Complete step by step answer:
- In order to answer our question, we need to learn about the balancing of chemical equations. We know that matter can neither be created nor be destroyed in a chemical reaction. Moreover, no new species of some different element can suddenly be generated in any reaction. For example, in the reaction $2{{H}_{2}}+{{O}_{2}}\to 2{{H}_{2}}O$, we can see that both the number of atoms of hydrogen and oxygen in the reactant side and product side of the reaction are same. There are 4 hydrogen atoms and 2 oxygen atoms throughout the reaction. Moreover, when hydrogen and oxygen are mixed, the end product is water, which consists of hydrogen and oxygen only. No new element like nitrogen or argon has interfered in the reaction.
- However, when it comes to the balancing of ionic reactions, there is a little bit of a difference. In ionic reactions, there is exchange of electrons, and electrons are exchanged because out of protons, neutrons and electrons, electrons are the only mobile. Even in this case, the mass conservation principle is applied. So, we have to balance them in such a way that the number of electrons transferred is numerically equal to the number of electrons gained. Now, we have:
\[\begin{align}
 & Li\to L{{i}^{+}}+{{e}^{-}}...........(1) \\
 & B{{a}^{2+}}+2{{e}^{-}}\to Ba......(2) \\
\end{align}\]
Clearly, there is transfer of 2 electrons, so, we multiply equation (1) by 2 and we have:
\[2Li\to 2L{{i}^{+}}+2{{e}^{-}}...........(3)\]

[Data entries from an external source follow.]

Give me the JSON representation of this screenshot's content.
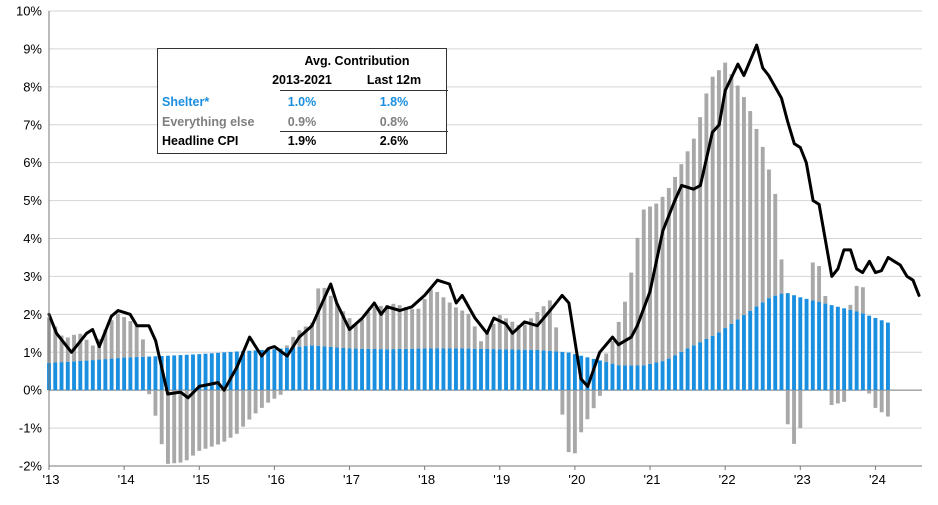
{
  "chart_data": {
    "type": "bar",
    "subtype": "stacked bar with line overlay",
    "y_unit": "%",
    "ylim": [
      -2,
      10
    ],
    "yticks": [
      "10%",
      "9%",
      "8%",
      "7%",
      "6%",
      "5%",
      "4%",
      "3%",
      "2%",
      "1%",
      "0%",
      "-1%",
      "-2%"
    ],
    "xlim": [
      2013.0,
      2024.17
    ],
    "xticks": [
      "'13",
      "'14",
      "'15",
      "'16",
      "'17",
      "'18",
      "'19",
      "'20",
      "'21",
      "'22",
      "'23",
      "'24"
    ],
    "grid": true,
    "colors": {
      "shelter": "#1a8fe0",
      "everything_else": "#a8a8a8",
      "headline": "#000000"
    },
    "series": [
      {
        "key": "shelter",
        "name": "Shelter*",
        "kind": "bar",
        "points": [
          [
            2013.0,
            0.72
          ],
          [
            2013.5,
            0.78
          ],
          [
            2014.0,
            0.86
          ],
          [
            2014.5,
            0.9
          ],
          [
            2015.0,
            0.95
          ],
          [
            2015.5,
            1.02
          ],
          [
            2016.0,
            1.08
          ],
          [
            2016.5,
            1.18
          ],
          [
            2017.0,
            1.1
          ],
          [
            2017.5,
            1.08
          ],
          [
            2018.0,
            1.1
          ],
          [
            2018.5,
            1.1
          ],
          [
            2019.0,
            1.08
          ],
          [
            2019.5,
            1.06
          ],
          [
            2019.9,
            1.0
          ],
          [
            2020.3,
            0.8
          ],
          [
            2020.6,
            0.65
          ],
          [
            2020.9,
            0.65
          ],
          [
            2021.2,
            0.78
          ],
          [
            2021.5,
            1.1
          ],
          [
            2021.9,
            1.5
          ],
          [
            2022.3,
            2.05
          ],
          [
            2022.6,
            2.45
          ],
          [
            2022.8,
            2.58
          ],
          [
            2023.0,
            2.45
          ],
          [
            2023.4,
            2.25
          ],
          [
            2023.8,
            2.05
          ],
          [
            2024.17,
            1.78
          ]
        ]
      },
      {
        "key": "everything_else",
        "name": "Everything else",
        "kind": "bar",
        "points": [
          [
            2013.0,
            1.2
          ],
          [
            2013.2,
            0.6
          ],
          [
            2013.4,
            0.75
          ],
          [
            2013.6,
            0.35
          ],
          [
            2013.9,
            1.2
          ],
          [
            2014.2,
            0.8
          ],
          [
            2014.45,
            -0.9
          ],
          [
            2014.55,
            -1.95
          ],
          [
            2014.8,
            -1.9
          ],
          [
            2015.0,
            -1.6
          ],
          [
            2015.3,
            -1.4
          ],
          [
            2015.5,
            -1.15
          ],
          [
            2015.7,
            -0.7
          ],
          [
            2015.9,
            -0.35
          ],
          [
            2016.1,
            -0.1
          ],
          [
            2016.3,
            0.4
          ],
          [
            2016.5,
            0.6
          ],
          [
            2016.6,
            1.7
          ],
          [
            2016.9,
            1.0
          ],
          [
            2017.1,
            0.6
          ],
          [
            2017.3,
            1.1
          ],
          [
            2017.6,
            1.2
          ],
          [
            2017.9,
            1.0
          ],
          [
            2018.1,
            1.6
          ],
          [
            2018.4,
            1.1
          ],
          [
            2018.6,
            0.9
          ],
          [
            2018.75,
            0.2
          ],
          [
            2019.0,
            0.9
          ],
          [
            2019.3,
            0.6
          ],
          [
            2019.6,
            1.2
          ],
          [
            2019.7,
            1.4
          ],
          [
            2019.85,
            -0.9
          ],
          [
            2019.95,
            -2.0
          ],
          [
            2020.1,
            -1.0
          ],
          [
            2020.3,
            -0.3
          ],
          [
            2020.5,
            0.6
          ],
          [
            2020.7,
            1.9
          ],
          [
            2020.9,
            4.1
          ],
          [
            2021.1,
            4.2
          ],
          [
            2021.3,
            4.6
          ],
          [
            2021.6,
            5.5
          ],
          [
            2021.8,
            6.8
          ],
          [
            2022.0,
            7.0
          ],
          [
            2022.3,
            5.5
          ],
          [
            2022.5,
            4.1
          ],
          [
            2022.7,
            2.4
          ],
          [
            2022.8,
            -0.6
          ],
          [
            2022.9,
            -1.5
          ],
          [
            2023.0,
            -1.0
          ],
          [
            2023.2,
            1.4
          ],
          [
            2023.4,
            -0.4
          ],
          [
            2023.6,
            -0.3
          ],
          [
            2023.8,
            1.0
          ],
          [
            2023.95,
            -0.4
          ],
          [
            2024.17,
            -0.7
          ]
        ]
      },
      {
        "key": "headline",
        "name": "Headline CPI",
        "kind": "line",
        "points": [
          [
            2013.0,
            2.0
          ],
          [
            2013.1,
            1.5
          ],
          [
            2013.3,
            1.0
          ],
          [
            2013.5,
            1.5
          ],
          [
            2013.58,
            1.6
          ],
          [
            2013.67,
            1.15
          ],
          [
            2013.83,
            1.95
          ],
          [
            2013.92,
            2.1
          ],
          [
            2014.08,
            2.0
          ],
          [
            2014.17,
            1.7
          ],
          [
            2014.33,
            1.7
          ],
          [
            2014.42,
            1.3
          ],
          [
            2014.58,
            -0.1
          ],
          [
            2014.75,
            -0.05
          ],
          [
            2014.85,
            -0.2
          ],
          [
            2015.0,
            0.1
          ],
          [
            2015.25,
            0.2
          ],
          [
            2015.33,
            0.0
          ],
          [
            2015.5,
            0.6
          ],
          [
            2015.67,
            1.4
          ],
          [
            2015.83,
            0.9
          ],
          [
            2015.92,
            1.1
          ],
          [
            2016.0,
            1.15
          ],
          [
            2016.17,
            0.9
          ],
          [
            2016.33,
            1.4
          ],
          [
            2016.5,
            1.7
          ],
          [
            2016.67,
            2.45
          ],
          [
            2016.75,
            2.8
          ],
          [
            2016.83,
            2.3
          ],
          [
            2017.0,
            1.6
          ],
          [
            2017.17,
            1.9
          ],
          [
            2017.33,
            2.3
          ],
          [
            2017.42,
            2.0
          ],
          [
            2017.5,
            2.2
          ],
          [
            2017.67,
            2.1
          ],
          [
            2017.83,
            2.2
          ],
          [
            2018.0,
            2.5
          ],
          [
            2018.17,
            2.9
          ],
          [
            2018.33,
            2.8
          ],
          [
            2018.42,
            2.3
          ],
          [
            2018.5,
            2.5
          ],
          [
            2018.67,
            1.9
          ],
          [
            2018.83,
            1.5
          ],
          [
            2018.92,
            1.9
          ],
          [
            2019.08,
            1.75
          ],
          [
            2019.17,
            1.5
          ],
          [
            2019.33,
            1.8
          ],
          [
            2019.5,
            1.7
          ],
          [
            2019.67,
            2.1
          ],
          [
            2019.75,
            2.3
          ],
          [
            2019.83,
            2.5
          ],
          [
            2019.92,
            2.3
          ],
          [
            2020.08,
            0.3
          ],
          [
            2020.17,
            0.1
          ],
          [
            2020.33,
            1.0
          ],
          [
            2020.5,
            1.4
          ],
          [
            2020.58,
            1.2
          ],
          [
            2020.75,
            1.4
          ],
          [
            2020.83,
            1.7
          ],
          [
            2021.0,
            2.6
          ],
          [
            2021.17,
            4.2
          ],
          [
            2021.33,
            5.0
          ],
          [
            2021.42,
            5.4
          ],
          [
            2021.58,
            5.3
          ],
          [
            2021.67,
            5.4
          ],
          [
            2021.83,
            6.8
          ],
          [
            2021.92,
            7.0
          ],
          [
            2022.0,
            7.9
          ],
          [
            2022.17,
            8.6
          ],
          [
            2022.25,
            8.3
          ],
          [
            2022.42,
            9.1
          ],
          [
            2022.5,
            8.5
          ],
          [
            2022.58,
            8.3
          ],
          [
            2022.75,
            7.7
          ],
          [
            2022.83,
            7.1
          ],
          [
            2022.92,
            6.5
          ],
          [
            2023.0,
            6.4
          ],
          [
            2023.08,
            6.0
          ],
          [
            2023.17,
            5.0
          ],
          [
            2023.25,
            4.9
          ],
          [
            2023.42,
            3.0
          ],
          [
            2023.5,
            3.2
          ],
          [
            2023.58,
            3.7
          ],
          [
            2023.67,
            3.7
          ],
          [
            2023.75,
            3.2
          ],
          [
            2023.83,
            3.1
          ],
          [
            2023.92,
            3.4
          ],
          [
            2024.0,
            3.1
          ],
          [
            2024.08,
            3.15
          ],
          [
            2024.17,
            3.5
          ],
          [
            2024.25,
            3.4
          ],
          [
            2024.33,
            3.3
          ],
          [
            2024.42,
            3.0
          ],
          [
            2024.5,
            2.9
          ],
          [
            2024.58,
            2.5
          ]
        ]
      }
    ],
    "legend_table": {
      "title": "Avg. Contribution",
      "columns": [
        "2013-2021",
        "Last 12m"
      ],
      "rows": [
        {
          "label": "Shelter*",
          "v1": "1.0%",
          "v2": "1.8%",
          "color": "#1a8fe0"
        },
        {
          "label": "Everything else",
          "v1": "0.9%",
          "v2": "0.8%",
          "color": "#7f7f7f"
        },
        {
          "label": "Headline CPI",
          "v1": "1.9%",
          "v2": "2.6%",
          "color": "#000000"
        }
      ]
    }
  }
}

Now, by adding equations (2) and (3), we can get the final balanced equation that is:
\[2Li+B{{a}^{2+}}\to 2L{{i}^{+}}+Ba\]
Hence, we get the required balanced equation.

Note: In the case of ionic reactions, the charge is treated as atomicity, which cannot be changed for any reaction. However, the coefficients can be changed by multiplying with a constant.